The women's Olympics
In 1936, after almost two decades of rivalry and negotiations, the International Association of Athletics Federations (IAAF) and the International Olympic Federation managed to incorporate and hence control women's athletics, which from the early 1920s had been constituted through its own organizational structures and competitive institutions. The International Federation of Women's Sport (Federation Sportive Feminine Internationale - FSFI) was founded in October 1921 as a reaction to the refusal of the IOC to include in the programme of the Games women's contests in athletics and in other sports. The prime mover of the foundation of the FSFI was the French Alice Milliat. Prior to this, in May, a women's version of the Olympic Games had been organized in Monaco. Approximately 300 female athletes from five countries participated in these games, which included athletics events and basketball games. In the following year (1922) the FSFI organized in Paris the so-called Women Olympic Games. It was an international athletics meeting including 11 events in which participated approximately 2,000 female athletes from six countries, the USA and five European countries, and attended by 20,000 spectators. Four years later, in 1926, the second Women Olympic Games were held in Gothenburg, Sweden, with the support of the royal family. It was an organization characterized by splendid ceremonies and events and by impressive performances by the athletes.

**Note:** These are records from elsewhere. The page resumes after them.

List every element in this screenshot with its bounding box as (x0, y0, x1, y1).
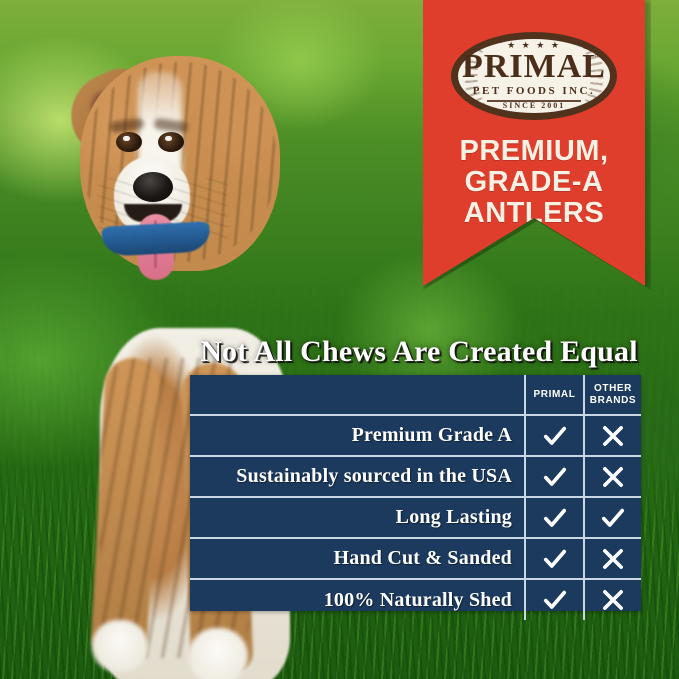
row-label: Long Lasting (190, 498, 524, 537)
table-row: Long Lasting (190, 498, 641, 539)
dog-left-eye (116, 132, 142, 152)
row-label: Hand Cut & Sanded (190, 539, 524, 578)
page-title: Not All Chews Are Created Equal (189, 334, 649, 370)
banner-tagline-line-2: GRADE-A (423, 167, 645, 198)
logo-subtitle: PET FOODS INC. (451, 86, 617, 97)
check-icon (542, 505, 568, 531)
cross-icon (600, 546, 626, 572)
table-header-row: PRIMAL OTHER BRANDS (190, 375, 641, 416)
primal-logo: ★ ★ ★ ★ PRIMAL ™ PET FOODS INC. SINCE 20… (451, 32, 617, 120)
dog-right-paw (188, 628, 248, 679)
cross-icon (600, 464, 626, 490)
check-icon (542, 546, 568, 572)
table-header-label-cell (190, 375, 524, 414)
cross-icon (600, 587, 626, 613)
row-other-mark (583, 457, 641, 496)
row-primal-mark (524, 416, 583, 455)
row-other-mark (583, 498, 641, 537)
comparison-table: PRIMAL OTHER BRANDS Premium Grade A (190, 375, 641, 611)
row-label: Premium Grade A (190, 416, 524, 455)
logo-since-text: SINCE 2001 (451, 102, 617, 110)
column-title-primal: PRIMAL (534, 389, 576, 401)
table-header-primal-cell: PRIMAL (524, 375, 583, 414)
row-label: 100% Naturally Shed (190, 580, 524, 620)
row-primal-mark (524, 457, 583, 496)
cross-icon (600, 423, 626, 449)
row-label: Sustainably sourced in the USA (190, 457, 524, 496)
table-row: 100% Naturally Shed (190, 580, 641, 620)
logo-brand-name: PRIMAL (451, 50, 617, 84)
product-infographic: ★ ★ ★ ★ PRIMAL ™ PET FOODS INC. SINCE 20… (0, 0, 679, 679)
row-primal-mark (524, 580, 583, 620)
row-other-mark (583, 416, 641, 455)
row-other-mark (583, 539, 641, 578)
check-icon (542, 464, 568, 490)
row-primal-mark (524, 498, 583, 537)
banner-tagline-line-1: PREMIUM, (423, 136, 645, 167)
check-icon (542, 587, 568, 613)
row-primal-mark (524, 539, 583, 578)
check-icon (542, 423, 568, 449)
dog-left-paw (92, 620, 148, 672)
column-title-other-line-2: BRANDS (590, 395, 636, 406)
column-title-other-line-1: OTHER (594, 383, 632, 394)
check-icon (600, 505, 626, 531)
table-row: Sustainably sourced in the USA (190, 457, 641, 498)
column-title-other-brands: OTHER BRANDS (590, 383, 636, 407)
table-row: Hand Cut & Sanded (190, 539, 641, 580)
table-row: Premium Grade A (190, 416, 641, 457)
dog-nose (133, 172, 173, 202)
row-other-mark (583, 580, 641, 620)
dog-right-eye (158, 132, 184, 152)
logo-trademark-icon: ™ (594, 54, 601, 61)
table-header-other-cell: OTHER BRANDS (583, 375, 641, 414)
banner-tagline: PREMIUM, GRADE-A ANTLERS (423, 136, 645, 229)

The success of these games resulted in increasing pressures applied on the IOC, in order for it to include a full programme of women's athletics events. Indeed, these pressures led to negotiations between the IOC and the IAAF on the one hand and the FSFI on the other hand. The negotiations led to an agreement. The IOC assumed the responsibility to include 10 women's track and field events in the Olympics, whereas the FSFI committed itself not to use the words "Olympic Games" in the international sports meetings that it organized. However, the agreement was abided by only to a limited extent. In the Olympic Games of Amsterdam (1928) it was indeed the first time that women's track and field events were included, but they were half of the agreed number, namely five instead of ten. This resulted in the first "boycott" of the Games, seeing that many female track and field athletes refused to participate in them, especially the athletes from Great Britain, who had dominated most of the contests in Gothenburg. Nevertheless, the FSFI abided by its commitment. Therefore, the athletics games that were held in 1930 in Prague were given the name International Women's Games, an institution that was repeated in 1934 in London. These games were the last to be organized by the FSFI. The augmentation of the fascist and authoritarian governments in Europe created conditions that prohibited the promotion of women's claims, not only in sport, but also in all the fields of social life. Under these circumstances, the FSFI was incorporated into the IAAF in 1936.

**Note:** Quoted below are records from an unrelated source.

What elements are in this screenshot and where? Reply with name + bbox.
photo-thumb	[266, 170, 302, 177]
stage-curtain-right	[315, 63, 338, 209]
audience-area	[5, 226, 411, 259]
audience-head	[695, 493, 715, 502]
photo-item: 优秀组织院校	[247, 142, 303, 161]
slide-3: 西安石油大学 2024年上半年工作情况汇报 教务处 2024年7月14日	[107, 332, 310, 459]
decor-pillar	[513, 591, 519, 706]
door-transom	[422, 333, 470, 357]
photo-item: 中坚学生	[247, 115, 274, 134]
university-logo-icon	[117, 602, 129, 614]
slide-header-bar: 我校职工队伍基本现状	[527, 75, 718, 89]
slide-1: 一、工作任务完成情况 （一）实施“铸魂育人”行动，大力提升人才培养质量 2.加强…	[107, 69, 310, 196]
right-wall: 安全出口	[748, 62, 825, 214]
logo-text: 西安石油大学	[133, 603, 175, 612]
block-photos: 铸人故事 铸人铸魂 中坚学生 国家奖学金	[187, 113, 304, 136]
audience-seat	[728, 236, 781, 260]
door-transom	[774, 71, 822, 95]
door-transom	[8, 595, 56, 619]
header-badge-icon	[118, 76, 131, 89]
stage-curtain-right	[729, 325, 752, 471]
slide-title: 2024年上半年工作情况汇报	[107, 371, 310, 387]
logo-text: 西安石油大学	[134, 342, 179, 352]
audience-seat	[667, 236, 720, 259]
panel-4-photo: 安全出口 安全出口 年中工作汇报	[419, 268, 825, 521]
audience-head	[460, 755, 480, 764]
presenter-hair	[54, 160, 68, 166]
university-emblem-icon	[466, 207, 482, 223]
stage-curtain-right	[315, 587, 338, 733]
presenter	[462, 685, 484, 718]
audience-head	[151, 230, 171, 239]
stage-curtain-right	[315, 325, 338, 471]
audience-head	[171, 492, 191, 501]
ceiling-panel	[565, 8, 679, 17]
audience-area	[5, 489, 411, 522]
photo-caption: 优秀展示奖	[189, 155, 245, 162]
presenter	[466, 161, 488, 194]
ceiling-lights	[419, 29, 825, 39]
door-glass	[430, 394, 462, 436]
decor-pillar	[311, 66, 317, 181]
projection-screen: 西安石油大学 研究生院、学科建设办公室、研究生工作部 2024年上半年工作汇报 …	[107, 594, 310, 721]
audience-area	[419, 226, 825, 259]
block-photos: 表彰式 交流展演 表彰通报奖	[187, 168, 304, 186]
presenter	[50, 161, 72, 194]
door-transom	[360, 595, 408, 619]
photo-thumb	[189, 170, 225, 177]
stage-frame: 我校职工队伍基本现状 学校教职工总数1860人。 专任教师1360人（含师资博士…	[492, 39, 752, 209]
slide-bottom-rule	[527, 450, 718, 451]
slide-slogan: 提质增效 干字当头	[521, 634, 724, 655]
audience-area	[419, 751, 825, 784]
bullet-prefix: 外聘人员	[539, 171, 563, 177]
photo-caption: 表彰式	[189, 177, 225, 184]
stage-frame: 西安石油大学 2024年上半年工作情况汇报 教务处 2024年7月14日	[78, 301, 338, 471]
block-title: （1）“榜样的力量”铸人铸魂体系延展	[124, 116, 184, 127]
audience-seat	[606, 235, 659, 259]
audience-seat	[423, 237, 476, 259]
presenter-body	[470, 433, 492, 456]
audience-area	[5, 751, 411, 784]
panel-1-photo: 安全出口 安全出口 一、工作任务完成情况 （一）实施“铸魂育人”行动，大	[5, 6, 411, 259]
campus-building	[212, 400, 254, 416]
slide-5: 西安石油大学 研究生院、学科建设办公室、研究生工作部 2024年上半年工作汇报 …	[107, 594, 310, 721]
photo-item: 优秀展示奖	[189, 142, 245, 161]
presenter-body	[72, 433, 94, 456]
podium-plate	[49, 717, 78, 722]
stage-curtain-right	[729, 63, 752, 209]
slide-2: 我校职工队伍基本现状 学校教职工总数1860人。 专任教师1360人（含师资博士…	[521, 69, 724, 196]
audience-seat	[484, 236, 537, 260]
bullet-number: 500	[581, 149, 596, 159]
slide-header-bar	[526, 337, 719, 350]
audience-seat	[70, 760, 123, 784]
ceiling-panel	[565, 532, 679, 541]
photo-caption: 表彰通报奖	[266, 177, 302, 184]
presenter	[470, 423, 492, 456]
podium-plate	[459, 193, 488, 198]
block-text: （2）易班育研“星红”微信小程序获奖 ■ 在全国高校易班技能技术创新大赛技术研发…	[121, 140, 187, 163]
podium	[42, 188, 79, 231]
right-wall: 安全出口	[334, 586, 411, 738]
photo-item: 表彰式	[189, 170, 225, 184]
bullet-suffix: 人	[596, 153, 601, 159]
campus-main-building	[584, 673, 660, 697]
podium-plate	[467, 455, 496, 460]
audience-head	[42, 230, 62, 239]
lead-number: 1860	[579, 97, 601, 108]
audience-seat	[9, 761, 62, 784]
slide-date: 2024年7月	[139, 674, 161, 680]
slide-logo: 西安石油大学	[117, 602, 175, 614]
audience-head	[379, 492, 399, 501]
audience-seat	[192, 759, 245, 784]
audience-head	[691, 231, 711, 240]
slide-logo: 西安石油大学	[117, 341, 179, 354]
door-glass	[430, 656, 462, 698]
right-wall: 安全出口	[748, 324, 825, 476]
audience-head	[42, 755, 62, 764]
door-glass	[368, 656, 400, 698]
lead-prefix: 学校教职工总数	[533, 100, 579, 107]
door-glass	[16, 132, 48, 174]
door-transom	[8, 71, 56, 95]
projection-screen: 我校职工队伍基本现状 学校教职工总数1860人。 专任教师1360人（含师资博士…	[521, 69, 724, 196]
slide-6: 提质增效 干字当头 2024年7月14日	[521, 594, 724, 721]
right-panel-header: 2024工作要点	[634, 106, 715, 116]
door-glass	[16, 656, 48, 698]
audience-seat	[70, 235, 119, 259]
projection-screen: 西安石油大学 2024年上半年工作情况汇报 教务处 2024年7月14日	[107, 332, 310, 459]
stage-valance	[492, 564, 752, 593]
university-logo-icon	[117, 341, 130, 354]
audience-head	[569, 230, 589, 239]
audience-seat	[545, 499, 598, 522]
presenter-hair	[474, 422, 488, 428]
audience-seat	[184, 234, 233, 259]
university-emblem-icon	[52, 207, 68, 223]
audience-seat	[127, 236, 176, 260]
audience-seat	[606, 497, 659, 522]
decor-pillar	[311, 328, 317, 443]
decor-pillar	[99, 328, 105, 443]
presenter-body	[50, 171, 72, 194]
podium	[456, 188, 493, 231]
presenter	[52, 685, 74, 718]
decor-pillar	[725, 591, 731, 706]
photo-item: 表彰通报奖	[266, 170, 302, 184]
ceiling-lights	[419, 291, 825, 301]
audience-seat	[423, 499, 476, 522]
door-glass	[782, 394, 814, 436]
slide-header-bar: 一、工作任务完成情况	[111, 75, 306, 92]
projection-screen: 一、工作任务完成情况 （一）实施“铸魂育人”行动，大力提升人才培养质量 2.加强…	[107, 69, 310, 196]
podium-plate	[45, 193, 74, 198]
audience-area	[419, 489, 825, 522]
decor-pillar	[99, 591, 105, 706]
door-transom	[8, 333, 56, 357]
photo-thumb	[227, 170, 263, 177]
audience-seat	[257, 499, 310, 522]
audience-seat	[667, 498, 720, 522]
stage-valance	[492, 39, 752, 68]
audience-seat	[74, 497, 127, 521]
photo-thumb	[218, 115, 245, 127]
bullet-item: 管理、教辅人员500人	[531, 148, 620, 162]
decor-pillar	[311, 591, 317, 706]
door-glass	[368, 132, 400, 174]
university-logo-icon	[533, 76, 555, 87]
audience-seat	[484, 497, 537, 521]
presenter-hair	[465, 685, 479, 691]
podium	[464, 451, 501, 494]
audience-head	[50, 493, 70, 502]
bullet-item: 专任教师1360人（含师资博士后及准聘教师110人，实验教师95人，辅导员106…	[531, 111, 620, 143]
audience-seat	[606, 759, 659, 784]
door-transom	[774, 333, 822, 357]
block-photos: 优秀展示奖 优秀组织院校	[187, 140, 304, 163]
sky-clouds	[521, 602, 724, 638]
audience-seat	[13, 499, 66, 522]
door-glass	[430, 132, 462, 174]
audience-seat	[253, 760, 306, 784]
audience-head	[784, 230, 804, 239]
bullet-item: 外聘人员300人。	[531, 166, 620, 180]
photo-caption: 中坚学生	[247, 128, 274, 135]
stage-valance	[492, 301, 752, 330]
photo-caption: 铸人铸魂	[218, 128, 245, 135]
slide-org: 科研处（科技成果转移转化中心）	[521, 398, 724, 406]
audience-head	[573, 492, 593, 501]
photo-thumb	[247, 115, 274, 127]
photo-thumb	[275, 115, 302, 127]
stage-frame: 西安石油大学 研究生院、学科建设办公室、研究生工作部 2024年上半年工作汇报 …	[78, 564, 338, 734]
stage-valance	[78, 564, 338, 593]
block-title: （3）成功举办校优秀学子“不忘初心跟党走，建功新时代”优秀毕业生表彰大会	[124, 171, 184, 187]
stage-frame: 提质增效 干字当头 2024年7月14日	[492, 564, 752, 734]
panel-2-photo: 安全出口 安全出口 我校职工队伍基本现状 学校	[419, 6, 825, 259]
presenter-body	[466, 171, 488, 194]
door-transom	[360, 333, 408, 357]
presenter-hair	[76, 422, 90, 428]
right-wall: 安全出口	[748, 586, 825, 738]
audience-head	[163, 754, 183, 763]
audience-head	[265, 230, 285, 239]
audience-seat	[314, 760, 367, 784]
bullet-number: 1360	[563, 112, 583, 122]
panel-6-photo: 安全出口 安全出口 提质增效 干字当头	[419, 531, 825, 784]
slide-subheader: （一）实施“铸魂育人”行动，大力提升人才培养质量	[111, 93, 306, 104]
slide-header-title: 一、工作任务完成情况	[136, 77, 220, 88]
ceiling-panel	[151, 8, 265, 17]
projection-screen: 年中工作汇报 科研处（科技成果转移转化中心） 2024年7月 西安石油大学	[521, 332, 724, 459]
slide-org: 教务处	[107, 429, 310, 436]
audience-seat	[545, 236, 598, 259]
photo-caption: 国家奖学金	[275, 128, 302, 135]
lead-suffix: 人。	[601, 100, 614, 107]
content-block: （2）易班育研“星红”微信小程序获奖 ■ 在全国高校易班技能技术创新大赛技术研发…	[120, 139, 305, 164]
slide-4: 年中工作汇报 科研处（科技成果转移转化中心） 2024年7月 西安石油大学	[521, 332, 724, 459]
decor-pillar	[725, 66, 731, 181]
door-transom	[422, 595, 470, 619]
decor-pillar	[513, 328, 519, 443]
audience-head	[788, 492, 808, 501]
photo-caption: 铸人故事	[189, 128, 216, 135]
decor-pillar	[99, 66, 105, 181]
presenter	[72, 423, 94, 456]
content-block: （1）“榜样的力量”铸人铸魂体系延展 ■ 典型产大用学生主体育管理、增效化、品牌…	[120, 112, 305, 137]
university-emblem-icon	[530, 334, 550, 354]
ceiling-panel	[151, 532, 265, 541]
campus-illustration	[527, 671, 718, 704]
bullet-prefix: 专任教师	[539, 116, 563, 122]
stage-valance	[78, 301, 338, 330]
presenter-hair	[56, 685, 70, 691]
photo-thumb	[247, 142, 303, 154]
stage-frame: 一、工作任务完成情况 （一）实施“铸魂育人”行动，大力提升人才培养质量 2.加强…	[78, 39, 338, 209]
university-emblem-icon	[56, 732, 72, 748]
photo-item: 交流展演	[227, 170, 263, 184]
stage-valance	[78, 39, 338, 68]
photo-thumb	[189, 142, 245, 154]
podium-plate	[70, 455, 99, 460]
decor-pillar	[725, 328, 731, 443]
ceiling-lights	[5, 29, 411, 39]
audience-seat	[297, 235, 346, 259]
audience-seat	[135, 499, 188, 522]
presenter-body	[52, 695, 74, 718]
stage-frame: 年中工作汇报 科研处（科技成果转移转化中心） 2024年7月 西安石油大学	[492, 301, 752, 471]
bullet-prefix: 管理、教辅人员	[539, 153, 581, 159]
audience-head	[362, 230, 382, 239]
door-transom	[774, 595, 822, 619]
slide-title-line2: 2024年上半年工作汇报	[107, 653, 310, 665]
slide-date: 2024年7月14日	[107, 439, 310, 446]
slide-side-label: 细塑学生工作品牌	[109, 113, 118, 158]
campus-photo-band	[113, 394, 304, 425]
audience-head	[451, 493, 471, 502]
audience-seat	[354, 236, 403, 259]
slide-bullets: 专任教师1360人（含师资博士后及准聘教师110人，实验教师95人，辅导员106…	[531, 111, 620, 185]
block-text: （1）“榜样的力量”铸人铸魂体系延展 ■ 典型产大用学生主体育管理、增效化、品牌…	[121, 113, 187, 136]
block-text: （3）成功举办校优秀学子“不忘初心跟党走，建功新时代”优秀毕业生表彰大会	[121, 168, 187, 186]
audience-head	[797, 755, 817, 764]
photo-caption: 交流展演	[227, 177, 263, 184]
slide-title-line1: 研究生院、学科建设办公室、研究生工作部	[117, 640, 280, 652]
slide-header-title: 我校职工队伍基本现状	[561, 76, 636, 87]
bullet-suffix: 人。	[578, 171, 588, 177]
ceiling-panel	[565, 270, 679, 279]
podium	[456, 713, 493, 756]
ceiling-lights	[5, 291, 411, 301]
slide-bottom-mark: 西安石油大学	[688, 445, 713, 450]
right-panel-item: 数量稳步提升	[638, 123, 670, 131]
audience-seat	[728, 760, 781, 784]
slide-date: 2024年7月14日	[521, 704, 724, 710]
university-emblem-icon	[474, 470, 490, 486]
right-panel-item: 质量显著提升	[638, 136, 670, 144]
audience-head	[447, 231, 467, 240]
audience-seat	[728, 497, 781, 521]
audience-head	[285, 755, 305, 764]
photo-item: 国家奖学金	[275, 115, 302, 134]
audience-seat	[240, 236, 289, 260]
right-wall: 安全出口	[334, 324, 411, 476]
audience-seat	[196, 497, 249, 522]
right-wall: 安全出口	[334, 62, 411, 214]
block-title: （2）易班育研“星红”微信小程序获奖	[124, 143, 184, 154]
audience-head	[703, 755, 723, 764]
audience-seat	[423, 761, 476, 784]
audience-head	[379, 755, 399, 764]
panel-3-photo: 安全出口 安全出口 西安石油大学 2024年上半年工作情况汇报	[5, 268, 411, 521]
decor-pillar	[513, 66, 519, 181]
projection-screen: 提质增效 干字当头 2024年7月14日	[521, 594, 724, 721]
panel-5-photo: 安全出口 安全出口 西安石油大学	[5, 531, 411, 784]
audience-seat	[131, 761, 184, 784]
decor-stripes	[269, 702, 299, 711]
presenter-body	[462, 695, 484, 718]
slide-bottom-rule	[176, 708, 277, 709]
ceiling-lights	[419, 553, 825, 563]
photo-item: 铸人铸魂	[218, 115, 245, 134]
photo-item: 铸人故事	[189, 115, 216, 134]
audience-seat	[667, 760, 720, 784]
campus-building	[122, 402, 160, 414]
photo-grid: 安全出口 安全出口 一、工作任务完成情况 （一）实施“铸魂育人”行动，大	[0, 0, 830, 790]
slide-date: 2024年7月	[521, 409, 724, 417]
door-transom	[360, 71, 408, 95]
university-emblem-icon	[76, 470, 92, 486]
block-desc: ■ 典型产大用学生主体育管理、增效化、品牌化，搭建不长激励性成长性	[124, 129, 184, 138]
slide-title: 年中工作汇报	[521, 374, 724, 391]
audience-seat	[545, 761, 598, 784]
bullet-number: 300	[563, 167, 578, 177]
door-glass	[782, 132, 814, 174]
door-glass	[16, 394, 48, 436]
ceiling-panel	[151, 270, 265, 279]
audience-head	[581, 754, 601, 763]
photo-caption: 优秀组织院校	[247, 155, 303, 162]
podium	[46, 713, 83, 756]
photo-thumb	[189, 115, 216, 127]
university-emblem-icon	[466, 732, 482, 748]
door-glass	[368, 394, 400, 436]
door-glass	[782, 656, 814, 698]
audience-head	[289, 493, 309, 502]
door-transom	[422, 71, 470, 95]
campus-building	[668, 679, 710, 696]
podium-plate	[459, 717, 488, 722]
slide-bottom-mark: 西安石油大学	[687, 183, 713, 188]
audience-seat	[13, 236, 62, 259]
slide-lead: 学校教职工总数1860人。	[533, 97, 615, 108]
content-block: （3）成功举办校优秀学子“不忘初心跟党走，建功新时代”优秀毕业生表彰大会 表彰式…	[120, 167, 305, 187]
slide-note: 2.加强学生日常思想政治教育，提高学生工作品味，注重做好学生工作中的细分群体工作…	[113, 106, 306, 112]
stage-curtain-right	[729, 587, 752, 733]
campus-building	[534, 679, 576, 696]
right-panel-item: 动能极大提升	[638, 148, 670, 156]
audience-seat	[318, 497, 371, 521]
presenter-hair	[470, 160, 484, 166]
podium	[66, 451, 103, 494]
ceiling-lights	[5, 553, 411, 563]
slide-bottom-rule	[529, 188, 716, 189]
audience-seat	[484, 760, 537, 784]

The fifteen-year activity of the FSFI (1921-1936) followed the dynamic presence of the women's movement that was developed in Europe and in North America during the first decades of the 20th century. In this context of vindication of political and social rights by women and as the significance of sport and of the Olympics increased constantly in the modern world, the exclusion of women from the first modern Olympic Games (1896) and their limited participation in the following organizations were two of the central points in the action of the women's movement. The matter of contention was the participation of women in athletics. The appearance of women's track and field events from 1928 onwards, be it limited, was the result of the pressure exerted, to a large extent through the activity of the FSFI.
The decline of the women's movement from the end of World War II until the 1960s, when a second surge of claims by women was reported, is reflected in the minimal increase of women's sports in the programme of the Olympic Games between 1948 and 1968. However, since the 1970s, and especially in the 1980s and the 1990s the change has been spectacular, seeing that today women participate in almost all the sports that are included in the Olympic programme. Most specifically, in the Games of 2000, of the total of 28 sports included in the programme, women participated in 25 sports, whereas men participated in 27. This development is consequent to the unforeseen increase of both the number of female athletes who participate in the Games and of the number of countries they come from. However, this tendency is not reported inside the IOC, namely in the number of female members. It is characteristic that the participation of women in the IOC was not accepted before 1973 and the first woman member of the IOC was elected in 1981. Today, less than 10 women are in the IOC, a very small number compared with the almost 200 men.
The improvement of the position of women in both the private and public life, therefore in sport as well, from the beginning until the end of the 20th century, was the result of the social and political modernization that developed (and still develops) around the societies of Europe and North America, bringing about an improvement in women's living conditions and the mitigation of unfavourable discriminations. However, this development is not linear, nor does it appear in the same way and at the same time in all the latitudes and longitudes of the earth. The increase of the influence of the political Islam in several countries led to the official or tacit exclusion of women from the Olympic Games and the other international sports meetings. Iran, the only country that prohibits officially the presence and participation of men and women in the same sports games, organized in Tehran in 1992, namely the year of the Barcelona Olympics, a "Muslim" version of women's Olympics. Exactly seventy years after the organization of the "Olympic Games" by the FSFI in Paris (1922), the games held in Tehran concerned once again the position of women. In this case, however, the "request" was not the abrogation of the exclusion of women from the Olympic Games, but on the contrary, its endorsement.